「ポジティブ漫才」だけでは終わらせない
── ぺこぱさんのポジティブ漫才も、この先時代に合わせてスタイルを変える可能性はあるのでしょうか?
松陰寺さん:いまの芸風で僕らを知ってくれた人、あの漫才を見たから好きになったと言ってくれる人がいるから、代名詞としてやらなきゃとは思っています。同時に、新しいことに挑戦したい自分もいる。お客さんを裏切るのはひとつのお笑いの手法だから、あまりスタイルを決めなくてもいいのかなとも思って。それに、やっぱりワクワクできるのって、新しいことなんですよね。

このネタ、お客さんの前でやったらどうなるだろうな、っていうドキドキが最近あまりなくて。単独ライブで新しいネタをやること自体はワクワクするけれど、見に来てくれているお客さんは、僕らのことをよく知ってるファンの人たちが多いんですよね。だから、笑ってくれる安心感はあります。昔はひと笑いもないまま終わってしまうかもしれないスリルをよく味わっていて、あの感覚も嫌いじゃなかったなって思っちゃう(笑)。
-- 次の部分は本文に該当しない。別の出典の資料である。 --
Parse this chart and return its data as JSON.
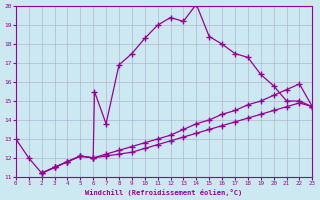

いずれにせよ、漫才はずっとやっていきたい。新しい人がどんどん出てくるし、消費のスピードはすごく早いから、誰がどんなにブレイクしたって、飽きられる時期は必ず来るはず。それに、芸人のあり方がすごく多様化してきていて、いまは発信のしかたもいろいろあるし、テレビだけが主戦場ではなくなっていることを実感します。だから、やっぱり変わり続けないとこの世界では生きていけない。あまり古い価値観にとらわれないようにしなきゃな、とは思っています。
PROFILE 松陰寺太勇さん
しょういんじ・たいゆう。1983年11月9日生まれ、山口県出身。お笑い芸人ぺこぱのネタ作り担当。ピン芸人として活動後、2008年にシュウペイとコンビ結成。「M-1グランプリ」2019で決勝に進出しブレイク。全肯定ツッコミで人気を博す。現在のレギュラー番組に『THE 突破ファイル』『ヒルナンデス!』など。